Je me demande comment ils fabriquent leurs guides, chez Lonely Planet, Rough Guide ou Le Routard, car il y a vraiment plein de choses étonnantes à voir et d’endroits vraiment tranquilles à découvrir. Des lieux où les habitants seraient vraiment contents, je veux dire avec le cœur, de recevoir des étrangers qui leur rende visite... Mais les guides se contentent de lieux vus et revus. A croire que les types du Lonely, ils utilisent le Rough pour aller dans les endroits décrits par celui-ci, qui lui-même a piqué dans Le Routard, etc...

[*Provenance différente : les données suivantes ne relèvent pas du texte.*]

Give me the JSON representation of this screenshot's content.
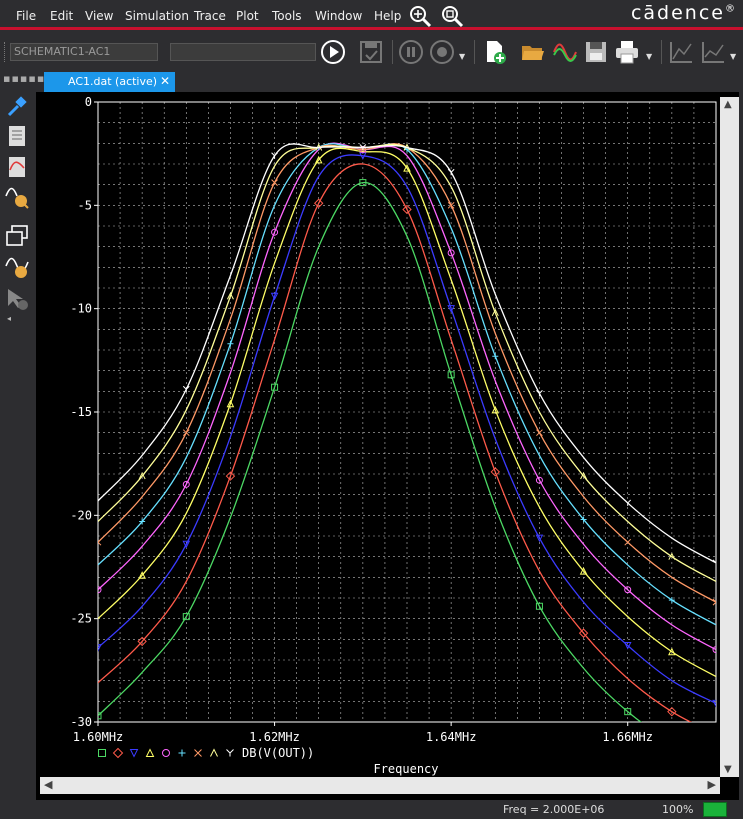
{
  "menu": [
    "File",
    "Edit",
    "View",
    "Simulation",
    "Trace",
    "Plot",
    "Tools",
    "Window",
    "Help"
  ],
  "brand": "cādence",
  "brand_mark": "®",
  "toolbar": {
    "schematic": "SCHEMATIC1-AC1",
    "profile": ""
  },
  "tab": {
    "label": "AC1.dat (active)",
    "close": "✕"
  },
  "status": {
    "freq": "Freq = 2.000E+06",
    "zoom": "100%",
    "led_color": "#1ab33a"
  },
  "legend": {
    "trace_expr": "DB(V(OUT))",
    "xaxis_label": "Frequency"
  },
  "icons": [
    "zoom-in-icon",
    "zoom-fit-icon",
    "run-icon",
    "pause-icon",
    "stop-icon",
    "new-file-icon",
    "open-folder-icon",
    "save-icon",
    "print-icon"
  ],
  "chart_data": {
    "type": "line",
    "title": "",
    "xlabel": "Frequency",
    "ylabel": "",
    "xlim": [
      1.6,
      1.67
    ],
    "ylim": [
      -30,
      0
    ],
    "x_unit": "MHz",
    "x_ticks": [
      1.6,
      1.62,
      1.64,
      1.66
    ],
    "x_tick_labels": [
      "1.60MHz",
      "1.62MHz",
      "1.64MHz",
      "1.66MHz"
    ],
    "y_ticks": [
      0,
      -5,
      -10,
      -15,
      -20,
      -25,
      -30
    ],
    "y_tick_labels": [
      "0",
      "-5",
      "-10",
      "-15",
      "-20",
      "-25",
      "-30"
    ],
    "grid": true,
    "background": "#000000",
    "x_sample": [
      1.6,
      1.605,
      1.61,
      1.615,
      1.62,
      1.625,
      1.63,
      1.635,
      1.64,
      1.645,
      1.65,
      1.655,
      1.66,
      1.665,
      1.67
    ],
    "series": [
      {
        "marker": "square",
        "color": "#4cd964",
        "values": [
          -29.7,
          -27.6,
          -24.9,
          -20.1,
          -13.8,
          -7.0,
          -3.9,
          -6.5,
          -13.2,
          -19.6,
          -24.4,
          -27.4,
          -29.5,
          -31.0,
          -32.1
        ]
      },
      {
        "marker": "diamond",
        "color": "#ff5a4a",
        "values": [
          -28.1,
          -26.1,
          -23.2,
          -18.1,
          -11.5,
          -4.9,
          -3.0,
          -5.2,
          -11.5,
          -17.9,
          -22.7,
          -25.7,
          -27.9,
          -29.5,
          -30.6
        ]
      },
      {
        "marker": "triangle-down",
        "color": "#3b3bff",
        "values": [
          -26.4,
          -24.4,
          -21.4,
          -16.2,
          -9.4,
          -3.6,
          -2.6,
          -4.1,
          -10.0,
          -16.3,
          -21.1,
          -24.2,
          -26.3,
          -28.0,
          -29.1
        ]
      },
      {
        "marker": "triangle-up",
        "color": "#ffff66",
        "values": [
          -25.0,
          -22.9,
          -19.9,
          -14.6,
          -7.8,
          -2.8,
          -2.4,
          -3.2,
          -8.6,
          -14.9,
          -19.6,
          -22.7,
          -24.9,
          -26.6,
          -27.8
        ]
      },
      {
        "marker": "circle",
        "color": "#ff66ff",
        "values": [
          -23.6,
          -21.5,
          -18.5,
          -13.1,
          -6.3,
          -2.3,
          -2.3,
          -2.6,
          -7.3,
          -13.5,
          -18.3,
          -21.4,
          -23.6,
          -25.3,
          -26.5
        ]
      },
      {
        "marker": "plus",
        "color": "#66e0ff",
        "values": [
          -22.4,
          -20.3,
          -17.2,
          -11.7,
          -5.0,
          -2.2,
          -2.3,
          -2.3,
          -6.1,
          -12.3,
          -17.1,
          -20.2,
          -22.4,
          -24.1,
          -25.3
        ]
      },
      {
        "marker": "x",
        "color": "#ff9966",
        "values": [
          -21.3,
          -19.1,
          -16.0,
          -10.5,
          -3.9,
          -2.2,
          -2.3,
          -2.2,
          -5.0,
          -11.2,
          -16.0,
          -19.1,
          -21.3,
          -23.0,
          -24.2
        ]
      },
      {
        "marker": "lambda",
        "color": "#ffff99",
        "values": [
          -20.3,
          -18.1,
          -14.9,
          -9.4,
          -3.1,
          -2.2,
          -2.2,
          -2.2,
          -4.1,
          -10.2,
          -15.0,
          -18.1,
          -20.3,
          -22.0,
          -23.2
        ]
      },
      {
        "marker": "y",
        "color": "#ffffff",
        "values": [
          -19.3,
          -17.1,
          -13.9,
          -8.4,
          -2.6,
          -2.2,
          -2.2,
          -2.2,
          -3.4,
          -9.3,
          -14.1,
          -17.2,
          -19.4,
          -21.1,
          -22.3
        ]
      }
    ]
  }
}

Bon, c’est peut-être le moment de lâcher un peu la plume, le moment de quitter ce petit endroit, un paradis que m’ont confectionné mes hôtes pour me mettre à l’aise du mieux possible. Selvan m’avoue par interprète interposé qu’il est si heureux de m’avoir chez lui. Parce que je suis un ‘‘riche’’, car malgré tout, je suis un peu sale et mal fringué, je bouge à vélo, mais si je suis là et peux me permettre de ne pas travailler, j’ai quand même des arrières qu’il n’aura jamais. Et ce riche, il dort dans sa maison en feuilles de cocotier, mange dans ses vieux plats en inox, avec la main, va faire un tour de bateau avec lui et donne même le coup de main à tous les pêcheurs pour tirer les bateaux hors de l’eau (travail je l’avoue assez exténuant). Il est tellement honoré que je puisse me contenter de cela, et même en redemander et en être heureux. J’apprécie sa vie simple, alors que ce n’est peut-être pas simple pour moi qui suis habitué au confort. Il m’en est reconnaissant et même au-delà. Il ne veut même plus que je parte et souhaiterait me garder des jours, des semaines, des mois même.
Mais bien sûr, moi, j’ai la bougeotte. Je pourrais rester un peu plus oui, mais... je ne sais pas ce que je veux vraiment, mais je vais à Kanyakumari, c’est ma destination, alors je continue. Ces derniers jours furent en tous cas riches en émotions.